Angst vor Sprachvorschriften: Volksini gegen Gendern geplant
Die Hamburger Verwaltung und Bildungseinrichtungen sollen auf gendergerechte Sprache verzichten. Eine Volksinitiative dazu wird gerade vorbereitet.
Die Praxis der Hamburger öffentlichen Stellen ist uneinheitlich. In der Regel werden die männliche und die weibliche Form verwendet, manchmal das Binnen-I, auch mal das Sternchen. Eine Ausnahme ist der Koaltionsvertrag von SPD und Grünen, in dem 500-mal des Gendersternchen vorkommt, wie die Arbeitsgruppe Gendersprache im Verein Deutsche Sprache gezählt hat.
„Sprechen Sie die Sprache der Bürger: korrektes, klares Deutsch“, appelliert die Arbeitsgruppe an den Senat am Ende eines offenen Briefes, für den Sabine Mertens verantwortlich zeichnet.
Mertens ist auch eine Vertrauensperson der Volksinitiative „Schluss mit Gendersprache in Verwaltung und Bildung“. Darin wird der Senat aufgefordert sicherzustellen, „dass die amtliche schriftliche oder elektronische Kommunikation und Veröffentlichung unter Einhaltung der Regeln des ‚Rats für deutsche Rechtschreibung‘ erfolgt“. Das soll auch für die öffentlichen Unternehmen gelten.
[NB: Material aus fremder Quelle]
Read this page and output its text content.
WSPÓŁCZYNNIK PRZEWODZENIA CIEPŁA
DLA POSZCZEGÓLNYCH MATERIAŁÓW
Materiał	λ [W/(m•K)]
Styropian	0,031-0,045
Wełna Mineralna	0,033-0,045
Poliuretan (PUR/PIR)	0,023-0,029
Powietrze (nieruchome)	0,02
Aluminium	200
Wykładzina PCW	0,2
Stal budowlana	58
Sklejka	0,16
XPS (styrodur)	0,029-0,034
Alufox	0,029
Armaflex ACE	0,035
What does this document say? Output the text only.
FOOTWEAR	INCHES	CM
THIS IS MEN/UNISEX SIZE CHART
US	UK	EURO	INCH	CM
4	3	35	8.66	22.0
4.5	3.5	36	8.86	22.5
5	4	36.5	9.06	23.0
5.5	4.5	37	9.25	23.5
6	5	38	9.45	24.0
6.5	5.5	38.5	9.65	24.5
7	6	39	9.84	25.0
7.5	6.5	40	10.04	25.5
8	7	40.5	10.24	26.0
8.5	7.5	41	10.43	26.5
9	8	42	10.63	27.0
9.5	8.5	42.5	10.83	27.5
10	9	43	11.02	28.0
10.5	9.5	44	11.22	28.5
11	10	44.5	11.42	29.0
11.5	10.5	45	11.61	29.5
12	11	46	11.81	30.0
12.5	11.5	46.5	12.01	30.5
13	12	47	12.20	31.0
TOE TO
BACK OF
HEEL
Parteiübergreifender Charakter?
Hinter der Initiative stehe keine kohärente Gruppe, sondern ein loser Zusammenschluss von Leuten, die das Gendern ablehnten, sagt Mertens. Sie selbst engagiere sich schon seit etlichen Jahren in dieser Sache. Mertens gehört neben der Schriftstellerin Monika Maron und dem inzwischen verstorbenen „Sprachpapst“ Wolf Schneider zu den Erstunterzeichnern des Aufrufs „Schluss mit Gender-Unfug!“ und hat mit einer Gruppe semiprominenter Frauen beim Bundestag eine Petition gegen das Gendern eingereicht.
„Wie kann es sein, dass Politik und Verwaltung das so puschen?“, fragt Mertens. Gendersprache ist für sie ein elitäres Projekt, bei dem eine Minderheit so tue, als repräsentiere sie eine Mehrheit. In einer repräsentativen Umfrage von Infratest Dimap für die Welt am Sonntag im Mai 2021 lehnten 65 Prozent der Wahlberechtigten die Verwendung gendergerechter Ausdrücke in der Öffentlichkeit sowie in den Medien ab – etwas mehr noch als im Jahr davor. Selbst knapp die Hälfte der Grünen-Anhänger zeigte sich ablehnend.
„Wir erhöhen den Druck, weil wir wissen, dass auch in den Parteien Gendersprache keine Mehrheit hat“, sagt Mertens. Sie betont den parteiübergreifenden Charakter ihrer Initiative, wundert sich aber, dass sich keine der etablierten Parteien auf ihre Seite gestellt habe.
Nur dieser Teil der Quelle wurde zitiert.